Schwarz-Weiß als Reduzierung auf das Wesentliche reicht mir nicht mehr. Ich möchte das Wesentliche so gut es geht aus der Szenerie ziehen und es so zu einer einzigartigen Wirkung kommen lassen.
Erst wenn Nebensächlichkeiten verschwinden, hat das Wesentliche Raum um sich zu entfalten. Die Geschichten nehmen bereits beim ersten Hinsehen ihren Lauf.
Abgesehen von der Gestaltung und der richtigen Perspektive während der Fotografie, ist die Nachbearbeitung und Freistellung sehr mühsam.
Die Anzahl der Arbeiten erhöht sich stetig und so wird wohl bald wieder ein Bildband entstehen.

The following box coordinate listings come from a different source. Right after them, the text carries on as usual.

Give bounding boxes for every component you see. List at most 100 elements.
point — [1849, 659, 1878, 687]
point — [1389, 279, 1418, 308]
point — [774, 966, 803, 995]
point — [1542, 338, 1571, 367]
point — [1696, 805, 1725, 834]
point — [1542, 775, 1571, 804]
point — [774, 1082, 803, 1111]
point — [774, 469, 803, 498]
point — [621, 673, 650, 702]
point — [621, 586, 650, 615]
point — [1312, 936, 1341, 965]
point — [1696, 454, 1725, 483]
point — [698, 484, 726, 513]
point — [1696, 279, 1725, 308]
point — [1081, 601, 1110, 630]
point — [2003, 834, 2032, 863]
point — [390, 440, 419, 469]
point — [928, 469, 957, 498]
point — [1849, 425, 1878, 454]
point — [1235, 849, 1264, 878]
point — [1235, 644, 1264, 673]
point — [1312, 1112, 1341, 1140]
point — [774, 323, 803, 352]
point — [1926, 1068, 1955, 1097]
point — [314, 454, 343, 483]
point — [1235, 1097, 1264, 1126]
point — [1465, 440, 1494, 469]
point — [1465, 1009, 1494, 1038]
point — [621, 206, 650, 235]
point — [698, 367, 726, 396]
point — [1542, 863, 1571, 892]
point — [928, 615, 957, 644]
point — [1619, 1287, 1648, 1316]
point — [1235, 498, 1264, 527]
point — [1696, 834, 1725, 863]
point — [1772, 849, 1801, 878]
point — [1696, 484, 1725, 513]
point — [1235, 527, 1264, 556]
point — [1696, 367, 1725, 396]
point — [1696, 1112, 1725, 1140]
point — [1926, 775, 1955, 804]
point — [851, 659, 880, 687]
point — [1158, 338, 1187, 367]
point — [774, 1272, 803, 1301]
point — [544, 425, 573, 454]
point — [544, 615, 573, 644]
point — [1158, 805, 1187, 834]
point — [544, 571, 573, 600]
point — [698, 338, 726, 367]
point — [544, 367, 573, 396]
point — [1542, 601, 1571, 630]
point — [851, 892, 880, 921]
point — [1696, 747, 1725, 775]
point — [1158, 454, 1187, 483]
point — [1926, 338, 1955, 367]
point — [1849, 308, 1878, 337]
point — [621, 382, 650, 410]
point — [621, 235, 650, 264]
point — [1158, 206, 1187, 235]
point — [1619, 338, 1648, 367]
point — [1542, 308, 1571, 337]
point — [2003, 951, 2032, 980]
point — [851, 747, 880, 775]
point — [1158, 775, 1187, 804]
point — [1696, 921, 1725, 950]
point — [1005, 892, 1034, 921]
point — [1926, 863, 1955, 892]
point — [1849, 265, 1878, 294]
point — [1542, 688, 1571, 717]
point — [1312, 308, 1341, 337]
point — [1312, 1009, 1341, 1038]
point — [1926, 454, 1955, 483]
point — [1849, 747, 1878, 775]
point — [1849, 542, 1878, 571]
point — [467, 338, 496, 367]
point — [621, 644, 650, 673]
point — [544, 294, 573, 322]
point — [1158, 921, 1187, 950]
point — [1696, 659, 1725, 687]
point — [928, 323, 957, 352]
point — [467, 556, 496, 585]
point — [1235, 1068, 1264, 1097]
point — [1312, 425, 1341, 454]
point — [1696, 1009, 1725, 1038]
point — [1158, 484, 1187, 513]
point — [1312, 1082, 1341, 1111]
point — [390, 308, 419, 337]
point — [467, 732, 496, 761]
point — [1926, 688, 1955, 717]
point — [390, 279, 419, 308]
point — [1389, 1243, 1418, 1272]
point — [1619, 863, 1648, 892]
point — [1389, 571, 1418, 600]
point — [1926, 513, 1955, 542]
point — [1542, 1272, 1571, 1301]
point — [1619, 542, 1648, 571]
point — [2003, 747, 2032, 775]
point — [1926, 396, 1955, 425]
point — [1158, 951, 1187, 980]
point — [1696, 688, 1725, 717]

Bis dahin lasse ich die Bilder wirken.



4 Responses To “Freistellung in SW”
Sehen klasse aus die Bilder. Die Reduzierung auf das wesentliche funktioniert wunderbar. Womit machst Du die Nachbearbeitung – insbesondere die Freistellung?
@Sven: Da gibt’s demnächst einen Beitrag
Das sind ja mal extravagante Bilder – gefallen mir. Besonders die fotogene BMW-Welt. Wie hast du denn, den BMW Z4 unter den Baum bekommen – ausgeschnitten und eingefügt?
@Christiane: Zur Unterstützung der Bildaussage musste ich auf mein Portfolio zurück greifen. In der Tat handelt es sich um zwei verschiedene Bilder. In der Regel versuche ich aber das Motiv als komplettes Objekt frei zu stellen.